Microsoft unveils Inca Windows patch
| Country: | Bolivia [BO] | Ecuador [EC] |
Quechua translations of Windows and Office.
In Peru, there are thought to be 3m to 4.5m speakers, with others in Bolivia and Ecuador. The language has long been in slow decline, chiefly because the children of migrants to the cities rarely speak it. But it is now getting a lot more attention. In recent months, Google has launched a version of its search engine in Quechua while Microsoft unveiled Quechua translations of Windows and Office.
For a great number of users of the IICD supported projects in Bolivia and Ecuador the Quechua translations of Windows and Office are a positive development.
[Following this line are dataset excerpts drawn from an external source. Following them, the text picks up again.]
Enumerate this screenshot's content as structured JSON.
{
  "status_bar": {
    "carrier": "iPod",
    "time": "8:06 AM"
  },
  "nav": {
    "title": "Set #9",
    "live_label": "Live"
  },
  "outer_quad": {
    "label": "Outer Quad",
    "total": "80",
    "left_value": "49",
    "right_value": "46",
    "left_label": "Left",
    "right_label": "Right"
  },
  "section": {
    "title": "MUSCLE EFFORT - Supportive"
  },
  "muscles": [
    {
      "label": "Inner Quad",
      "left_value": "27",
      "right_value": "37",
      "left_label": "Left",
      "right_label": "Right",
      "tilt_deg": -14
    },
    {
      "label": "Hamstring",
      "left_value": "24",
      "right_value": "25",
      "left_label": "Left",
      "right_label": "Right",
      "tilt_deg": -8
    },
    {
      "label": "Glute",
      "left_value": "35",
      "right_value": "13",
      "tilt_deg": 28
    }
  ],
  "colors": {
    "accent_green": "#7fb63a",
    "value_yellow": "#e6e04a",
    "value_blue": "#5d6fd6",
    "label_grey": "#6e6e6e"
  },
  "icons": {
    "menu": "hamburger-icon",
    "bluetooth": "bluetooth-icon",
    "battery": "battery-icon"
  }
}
Quechua is by law only officially used in highland areas where it is predominant. With these translations, the importance of the indigenous culture of the Quechua is recognized. These communities will certainly benefit from increased access to computer applications and the World Wide Web.
ABC News states:
By DAN KEANE
SUCRE, Bolivia Aug 25, 2006 (AP)— Just click "Qallariy" to begin. The word pronounced "KAH-lyah-ree" replaces "Start" on Microsoft Windows' familiar taskbar in a new Quechua translation of the program, which got its Bolivian debut Friday.
Microsoft Corp.'s chief of Bolivia operations, Nelson Cuentas, tried out a little of his own Quechua at the launch event, where translations of both Windows and Office were demonstrated on a large screen before a gathering of Quechua Indians in striped red and black ponchos and colorful hats.
"Anchay agradeseiki ('Thank you' in Quechua) for trusting us," Cuentas said. "Microsoft Bolivia wants indigenous culture to form a part of the information age."
Bolivian Foreign Minister David Choquehuanca, himself an Aymara Indian, said the translated software marked a new era of inclusion after centuries of prejudice faced by speakers of indigenous languages.
"It was not so many years ago that speaking Quechua was considered backward," he said, "but in these last few years our people are in a full process of emergence, and the world knows we are individuals."
First launched in Peru in June and now freely available for download online, the software is a simple patch that translates the familiar Microsoft menus and commands. Microsoft teamed up with several universities in Peru's Quechua-speaking south to create the translation program, joining 47 other versions of Windows in such languages as Kazakh, Maori and Zulu.
And while relatively few of South America's estimated 10 to 13 million Quechua speakers have regular access to a computer, the project is already paying dividends for Microsoft: The company recently won a contract from the Peruvian government for 5,000 Quechua-equipped computers.
The Quechua translation balances traditional words with some newly minted terms.
For "file," they chose "kipu" (KEE-poo), borrowing the name of an ancient Inca practice of recording information in an intricate system of knotted strings. "Internet" became "Llika" (LEE-ka), the Quechua word for spider web.